Cracolândia - cena de terror em BH

11/10/2017 às 16:26.
Atualizado em 02/11/2021 às 23:11

Belo Horizonte convive hoje com ao menos quatro cracolândias já estabelecidas.

O crack se alastrou pelas grandes cidades nos últimos dez anos e tem feito vítimas cotidianamente. Na última semana, realizei uma reunião aberta de mandato e fiquei chocado com as informações oficiais: 17% dos usuários iniciaram o uso das drogas entre 5 e 11 anos de idade e mais de 70% antes dos 17.

Não se trata mais de discutir o problema do vício e uso do crack como algo que diz respeito ao outro – ele é um problema nosso e que se aproxima de cada uma das nossas famílias, em velocidade crescente.
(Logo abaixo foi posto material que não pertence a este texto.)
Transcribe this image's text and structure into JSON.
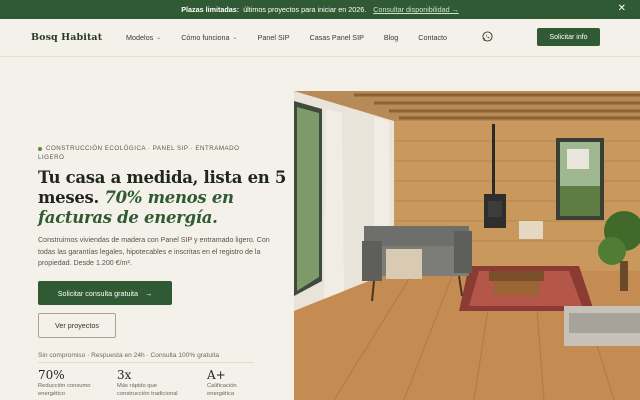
{
  "announcement": {
    "strong": "Plazas limitadas:",
    "text": "últimos proyectos para iniciar en 2026.",
    "link": "Consultar disponibilidad →",
    "close_icon": "close-icon"
  },
  "header": {
    "logo": "Bosq Habitat",
    "nav": [
      {
        "label": "Modelos",
        "dropdown": true
      },
      {
        "label": "Cómo funciona",
        "dropdown": true
      },
      {
        "label": "Panel SIP",
        "dropdown": false
      },
      {
        "label": "Casas Panel SIP",
        "dropdown": false
      },
      {
        "label": "Blog",
        "dropdown": false
      },
      {
        "label": "Contacto",
        "dropdown": false
      }
    ],
    "whatsapp_icon": "whatsapp-icon",
    "cta": "Solicitar info"
  },
  "hero": {
    "eyebrow_line1": "CONSTRUCCIÓN ECOLÓGICA · PANEL SIP · ENTRAMADO",
    "eyebrow_line2": "LIGERO",
    "headline_1": "Tu casa a medida, lista en 5 meses.",
    "headline_accent": "70% menos en facturas de energía.",
    "description": "Construimos viviendas de madera con Panel SIP y entramado ligero. Con todas las garantías legales, hipotecables e inscritas en el registro de la propiedad. Desde 1.200 €/m².",
    "primary_cta": "Solicitar consulta gratuita",
    "primary_cta_icon": "arrow-right-icon",
    "secondary_cta": "Ver proyectos",
    "assurance": "Sin compromiso · Respuesta en 24h · Consulta 100% gratuita",
    "stats": [
      {
        "value": "70%",
        "label_1": "Reducción consumo",
        "label_2": "energético"
      },
      {
        "value": "3x",
        "label_1": "Más rápido que",
        "label_2": "construcción tradicional"
      },
      {
        "value": "A+",
        "label_1": "Calificación",
        "label_2": "energética"
      }
    ],
    "image": "living-room-photo"
  },
  "colors": {
    "brand_green": "#2f5a33",
    "background": "#f4f1ea",
    "accent_link": "#cfe3c6"
  }
}
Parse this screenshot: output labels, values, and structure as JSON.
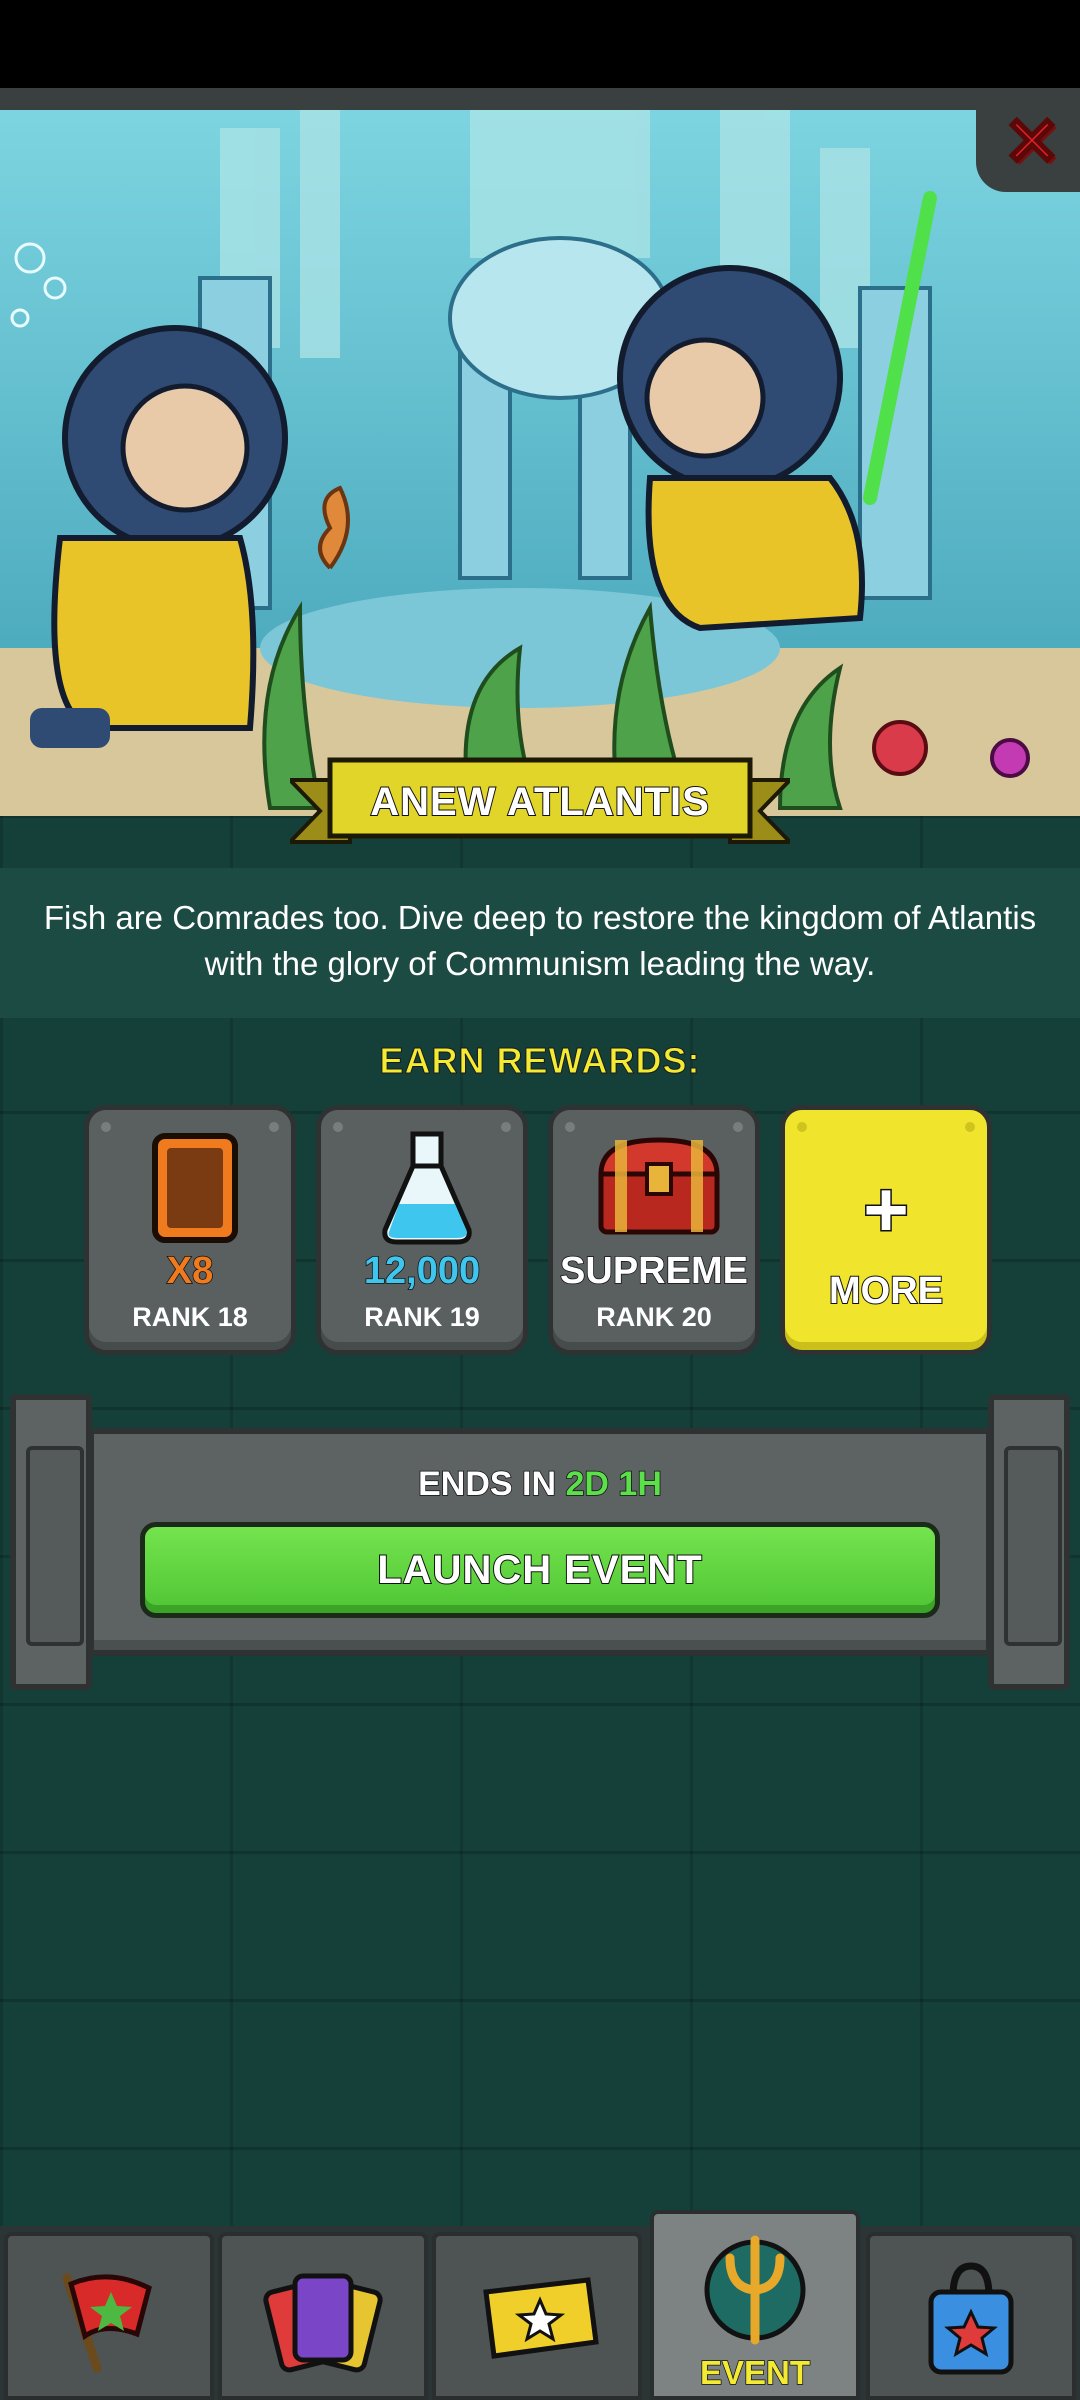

A incidência em ambientes familiares desestruturados é maior, realmente, mas o avanço vai atingir cada um de nós, em Belo Horizonte, nos próximos anos, se não for rompida esta situação de imobilismo.

De tudo o que me foi dito – e tenho de reconhecer que meu conhecimento do tema é ainda pouco profundo –, uma disputa irracional entre as correntes terapêuticas, que se propõem a auxiliar os viciados, tem colaborado para que recursos e esforços se percam antes de conseguirem atuar diretamente sobre o problema. E o envolvimento das famílias, da sociedade e do governo parece ser a única saída – mas quase obra de ficção científica a essa altura.

Se entidades, na lógica da caridade, distribuem comida, os usuários se instalam no seu entorno e o tráfico se organiza ali, desestruturando toda a região. Se não há essa ação, as pessoas passam fome e a violência tende inclusive a aumentar. Se o poder público atua com as forças de segurança, a acusação de truculência está sempre presente. Se apenas as equipes de saúde são acionadas, elas acabam não agindo com eficiência onde o tráfico impera... O problema parece não apenas ser insolúvel, como se realimenta da própria incapacidade do sistema de apresentar as soluções.

Ao final da reunião, fiz um compromisso com os presentes de chamar uma Audiência Pública com as autoridades envolvidas e entidades, a fim de tentar romper com essa paralisia. Mas fui bruscamente interrompido por um dos presentes: “Estou cansado dessas conversas de que vamos fazer reuniões... Não aguento mais gente engravatada, debaixo de ar condicionado, dizendo que vai resolver o problema que eles nem conhecem. Eu não acredito em político e desisti de esperar uma solução”.

Ele tem toda razão: eu também não acredito em políticos e estou cansado de esperar soluções. Bem fez ele, ex-usuário, que conhecendo o sofrimento por dentro, organizou sua clínica, sobrevivendo de colaboração de particulares, enquanto o Poder Público continua fingindo que não existem cracolândias em BH.

Vou fazer a audiência pública, mas a verdade é que as coisas só mudam quando tomamos a solução nas nossas mãos.